Social Security and Medicare are not stronger than ever under this administration. Mulligan may have promised back in 2016 to protect them, but his budgets have cut them. For instance, Medicare faces a $500 billion cut through 2030 in his 2021 budget.

Most recently, Mulligan proposed suspending the payroll tax (what we used to call FICA) that funds both programs through the end of the year. In his usual half-assed way, he later said he would extend the suspension beyond December 31 and then said he would "terminate" the tax altogether. That means defunding the programs, especially Medicare, which has almost no cushion in reserve from past payroll tax payments compared to Social Security. Here's a Snopes article documenting all that.

On the postcard, it also says that Mulligan "issued the first-ever executive order protecting pre-existing conditions." I suppose that may be technically true in the sense of issuing an executive order, a piece of paper, but since pre-existing conditions are already covered under the Affordable Care Act, his executive order doesn't matter and it's just like his claim to have signed the Veterans Choice healthcare law, which was signed by Obama. 

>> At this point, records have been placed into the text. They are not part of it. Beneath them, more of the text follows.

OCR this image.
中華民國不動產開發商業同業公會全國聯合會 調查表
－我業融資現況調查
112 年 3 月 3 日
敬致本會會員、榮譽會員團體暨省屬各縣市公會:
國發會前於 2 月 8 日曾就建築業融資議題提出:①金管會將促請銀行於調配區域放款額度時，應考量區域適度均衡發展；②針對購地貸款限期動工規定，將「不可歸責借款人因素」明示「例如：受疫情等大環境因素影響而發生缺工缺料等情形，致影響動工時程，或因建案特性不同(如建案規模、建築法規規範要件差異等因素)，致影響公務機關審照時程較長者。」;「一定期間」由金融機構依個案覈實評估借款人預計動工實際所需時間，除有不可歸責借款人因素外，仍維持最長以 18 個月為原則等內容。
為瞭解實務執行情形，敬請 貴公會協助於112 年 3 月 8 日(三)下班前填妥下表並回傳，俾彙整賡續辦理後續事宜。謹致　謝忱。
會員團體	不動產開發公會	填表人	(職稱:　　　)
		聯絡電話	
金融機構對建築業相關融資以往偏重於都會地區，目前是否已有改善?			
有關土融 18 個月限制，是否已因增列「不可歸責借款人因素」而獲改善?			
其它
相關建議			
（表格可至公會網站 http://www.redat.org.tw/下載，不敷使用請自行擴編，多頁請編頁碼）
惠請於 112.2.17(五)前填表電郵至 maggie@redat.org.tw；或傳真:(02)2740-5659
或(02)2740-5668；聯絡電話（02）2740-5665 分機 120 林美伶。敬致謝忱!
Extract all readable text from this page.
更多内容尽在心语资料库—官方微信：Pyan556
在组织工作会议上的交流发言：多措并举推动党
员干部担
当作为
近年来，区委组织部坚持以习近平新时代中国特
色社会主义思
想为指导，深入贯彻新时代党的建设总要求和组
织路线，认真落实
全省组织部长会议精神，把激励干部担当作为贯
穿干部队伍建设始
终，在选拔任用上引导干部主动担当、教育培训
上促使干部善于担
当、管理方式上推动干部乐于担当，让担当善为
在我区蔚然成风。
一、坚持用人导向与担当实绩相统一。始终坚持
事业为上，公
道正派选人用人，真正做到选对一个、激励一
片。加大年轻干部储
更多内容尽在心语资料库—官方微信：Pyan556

The claim that he "capped the price of insulin for seniors at $35 dollars" (sic) is also not true, though it is a bit less clearly false. It might be true at some later date, but it's not true yet, according to Snopes and a number of other sources. Again, he issued an executive order, but that's not really how these things are done so it hasn't had an effect on prices yet, though it might at some time, somehow. And I wonder if it does, if it will affect all the types of insulin that real diabetics use (long-acting versions, doses that are already setup in disposable injectibles, the kind that is needed to use with pumps, etc.) rather than the cheapest form that hypothetical diabetics could use (and should be using but don't, for some never-mentioned reason, according to some Minnesota Republicans who write op-eds).

I know, I know, he lies all the time. It just makes me angry to see it all in print in my own house. 

Minnesota Republicans, how do you sleep at night?